Hamas on Monday shrugged off calls for reconciliation with Fatah, saying its secular rival must prove its seriousness by freeing prisoners.
"These declarations lack seriousness and credibility, they make no sense in light of the continued arrests and torture [of Hamas members] in Fatah prisons in the West Bank," said Hamas spokesman Sami Abu Zuhri, in response to an appeal by Fatah for the two factions to start talking.
"The only real way towards reconciliation is to stop the arrests, free the detainees and allow the movement's charities to start helping the Palestinian people again," he told AFP.
Hamas and Fatah are bitter opponents which have carried out periodic arrests of each other's members, often holding detainees without charge or trial and routinely trading allegations of prisoner abuse.
"The formation of a national unity government can only be achieved in the context of an all-encompassing national solution and not a partial one," he said, referring to calls for the establishment of a coalition which would rule until parliamentary elections can be held at some point before September.
Senior Hamas leader Ismail Radwan said the group was looking at a new interpretation of reconciliation -- one which would ensure a partnership with all the political factions.
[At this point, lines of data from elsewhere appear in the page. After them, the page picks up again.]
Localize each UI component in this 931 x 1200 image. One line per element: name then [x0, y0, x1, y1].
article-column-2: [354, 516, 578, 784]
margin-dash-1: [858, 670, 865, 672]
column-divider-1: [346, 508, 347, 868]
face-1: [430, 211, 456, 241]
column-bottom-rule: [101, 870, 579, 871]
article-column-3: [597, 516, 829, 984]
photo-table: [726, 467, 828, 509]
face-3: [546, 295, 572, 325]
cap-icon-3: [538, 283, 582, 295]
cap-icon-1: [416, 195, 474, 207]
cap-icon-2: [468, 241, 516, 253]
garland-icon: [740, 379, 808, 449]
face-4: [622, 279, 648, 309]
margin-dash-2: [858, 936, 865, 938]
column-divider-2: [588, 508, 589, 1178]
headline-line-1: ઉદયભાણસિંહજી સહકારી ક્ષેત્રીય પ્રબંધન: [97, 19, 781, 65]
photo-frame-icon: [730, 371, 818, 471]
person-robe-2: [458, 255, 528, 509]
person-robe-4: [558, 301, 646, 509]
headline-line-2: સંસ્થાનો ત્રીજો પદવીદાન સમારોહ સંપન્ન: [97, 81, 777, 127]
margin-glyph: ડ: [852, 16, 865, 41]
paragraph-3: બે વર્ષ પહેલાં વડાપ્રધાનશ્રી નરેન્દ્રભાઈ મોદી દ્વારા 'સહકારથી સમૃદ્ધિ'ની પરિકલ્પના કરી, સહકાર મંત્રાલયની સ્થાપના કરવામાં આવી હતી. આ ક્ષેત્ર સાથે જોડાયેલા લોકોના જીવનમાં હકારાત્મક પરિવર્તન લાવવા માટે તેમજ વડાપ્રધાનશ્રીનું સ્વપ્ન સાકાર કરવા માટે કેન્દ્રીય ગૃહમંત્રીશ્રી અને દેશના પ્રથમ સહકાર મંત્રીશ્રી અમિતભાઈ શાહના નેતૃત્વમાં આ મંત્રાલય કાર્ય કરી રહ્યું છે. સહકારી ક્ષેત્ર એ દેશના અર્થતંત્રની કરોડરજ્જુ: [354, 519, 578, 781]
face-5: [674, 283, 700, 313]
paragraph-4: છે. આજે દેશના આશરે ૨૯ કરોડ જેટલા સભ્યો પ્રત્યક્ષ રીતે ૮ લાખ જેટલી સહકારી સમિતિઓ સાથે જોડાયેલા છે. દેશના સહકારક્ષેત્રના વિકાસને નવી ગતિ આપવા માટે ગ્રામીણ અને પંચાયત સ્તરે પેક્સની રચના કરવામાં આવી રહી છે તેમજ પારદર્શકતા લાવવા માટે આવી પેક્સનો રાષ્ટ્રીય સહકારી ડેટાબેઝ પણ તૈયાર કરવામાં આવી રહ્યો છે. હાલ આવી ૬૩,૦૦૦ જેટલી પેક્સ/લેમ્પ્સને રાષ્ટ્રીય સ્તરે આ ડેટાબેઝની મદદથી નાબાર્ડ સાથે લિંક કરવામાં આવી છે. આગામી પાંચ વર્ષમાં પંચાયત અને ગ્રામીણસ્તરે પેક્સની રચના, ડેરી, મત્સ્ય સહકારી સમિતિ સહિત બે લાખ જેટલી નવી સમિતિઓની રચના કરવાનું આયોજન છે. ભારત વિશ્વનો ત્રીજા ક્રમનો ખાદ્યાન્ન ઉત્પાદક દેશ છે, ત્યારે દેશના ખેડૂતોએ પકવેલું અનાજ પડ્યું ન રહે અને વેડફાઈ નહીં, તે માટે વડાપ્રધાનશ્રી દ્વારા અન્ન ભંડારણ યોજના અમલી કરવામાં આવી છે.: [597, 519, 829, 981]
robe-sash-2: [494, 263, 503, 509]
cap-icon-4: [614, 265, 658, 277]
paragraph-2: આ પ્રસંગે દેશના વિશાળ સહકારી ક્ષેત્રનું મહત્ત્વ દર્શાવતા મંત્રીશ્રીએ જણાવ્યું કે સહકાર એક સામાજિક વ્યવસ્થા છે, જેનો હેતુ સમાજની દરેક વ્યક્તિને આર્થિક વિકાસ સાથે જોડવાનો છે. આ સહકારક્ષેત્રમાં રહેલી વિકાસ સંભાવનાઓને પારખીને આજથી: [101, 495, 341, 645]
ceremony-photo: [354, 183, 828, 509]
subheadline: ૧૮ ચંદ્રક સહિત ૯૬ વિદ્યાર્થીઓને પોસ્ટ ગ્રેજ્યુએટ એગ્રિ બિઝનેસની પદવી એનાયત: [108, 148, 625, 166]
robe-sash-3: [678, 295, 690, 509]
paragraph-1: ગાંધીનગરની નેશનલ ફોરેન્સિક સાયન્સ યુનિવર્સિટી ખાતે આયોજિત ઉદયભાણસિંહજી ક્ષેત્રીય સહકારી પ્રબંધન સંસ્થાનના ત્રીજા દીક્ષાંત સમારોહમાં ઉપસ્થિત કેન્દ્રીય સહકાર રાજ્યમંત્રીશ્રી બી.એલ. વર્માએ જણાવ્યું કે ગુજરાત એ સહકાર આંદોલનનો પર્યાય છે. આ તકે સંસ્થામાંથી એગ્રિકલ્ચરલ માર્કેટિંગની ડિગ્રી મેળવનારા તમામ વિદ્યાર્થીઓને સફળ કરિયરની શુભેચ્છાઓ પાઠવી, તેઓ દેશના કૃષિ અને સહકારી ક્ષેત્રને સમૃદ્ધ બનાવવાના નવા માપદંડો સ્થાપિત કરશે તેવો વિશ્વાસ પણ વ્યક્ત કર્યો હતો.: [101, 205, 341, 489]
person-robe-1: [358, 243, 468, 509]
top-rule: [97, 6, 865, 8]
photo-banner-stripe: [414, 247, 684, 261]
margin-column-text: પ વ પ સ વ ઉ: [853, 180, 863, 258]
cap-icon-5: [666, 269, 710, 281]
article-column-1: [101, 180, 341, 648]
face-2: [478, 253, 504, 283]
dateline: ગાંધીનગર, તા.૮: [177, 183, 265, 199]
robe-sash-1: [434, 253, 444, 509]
"Hamas is involved in talks with the national factions to build a vision of national reconciliation on a new basis of preserving the national constants, far from the meaningless concessions and pressure from the American administration and the Zionist enemy," he said in a statement.
Their comments were made a day after a senior Fatah member called for the two movements to reconcile their differences.
"In the national interest, the Fatah movement underlines the need to respond to the demands of the Palestinian people to put an end to the division with a view to ending the occupation," said Azzam Al-Ahmad.
"We are ready to meet the Hamas leadership so that the Egyptian document can be signed," he added, referring to a Cairo-brokered deal which was endorsed by Fatah but rejected by Hamas.
The rivalry between the factions, which dates back to the early 1990s, soured dramatically after Hamas won elections in 2006 and, a year later, seized control of Gaza after deadly street fighting with Fatah.
Since then, the Palestinian territories have been effectively split in two, with the Fatah-dominated Palestinian Authority confined to the West Bank.
Repeated attempts at getting the two parties to reconcile their differences have led nowhere, and the Egyptian regime of Hosni Mubarak, which played a key role in reconciliation efforts, is now firmly out of the picture.